- Texte visé : Proposition de loi pour protéger l'eau potable, n° 2308
- Stade de lecture : 1ère lecture (1ère assemblée saisie)
- Examiné par : Commission du développement durable et de l'aménagement du territoire
Compléter l’alinéa 14 par la phrase suivante :
« Le programme d’actions définit les mesures d’interdiction des forages de recherche ou d’exploitation susceptibles d’affecter la qualité ou la quantité des eaux. »
Par cet amendement, les député.e.s du groupe La France insoumise souhaitent renforcer la protection des aires d’alimentation des captages (AAC) en encadrant les forages de recherche ou d’exploitation susceptibles d’affecter la qualité et la quantité des eaux.
L’objectif est de prévenir toute dégradation des ressources en eau potable, dans la continuité des mesures prévues par la PPL pour limiter l’usage des intrants agricoles et des produits phytopharmaceutiques dans les zones sensibles.

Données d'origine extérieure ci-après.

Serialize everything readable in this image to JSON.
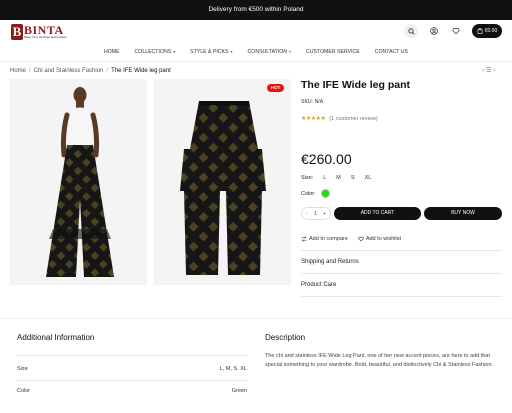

Les forages peuvent perturber les nappes phréatiques et diminuer les débits des captages, en créant des chemins préférentiels pour l’eau et en modifiant les flux naturels. Cette perturbation peut compromettre l’alimentation en eau potable des populations desservies par ces aquifères. Les forages peuvent également faciliter la migration de polluants ou de bactéries d’une couche géologique vers les aquifères exploités. Des études récentes de l’Agence de l’eau Rhône-Méditerranée-Corse (2022) montrent que certaines activités de forage aggravent la contamination par les nitrates et micropolluants dans les captages sensibles.
Les forages profonds modifient la structure des sols et des sous-sols, perturbant les écoulements souterrains et les écosystèmes associés aux aquifères. Il est donc nécessaire de limiter le forage dans les AAC pour protéger à la fois la qualité de l’eau potable et les équilibres environnementaux locaux.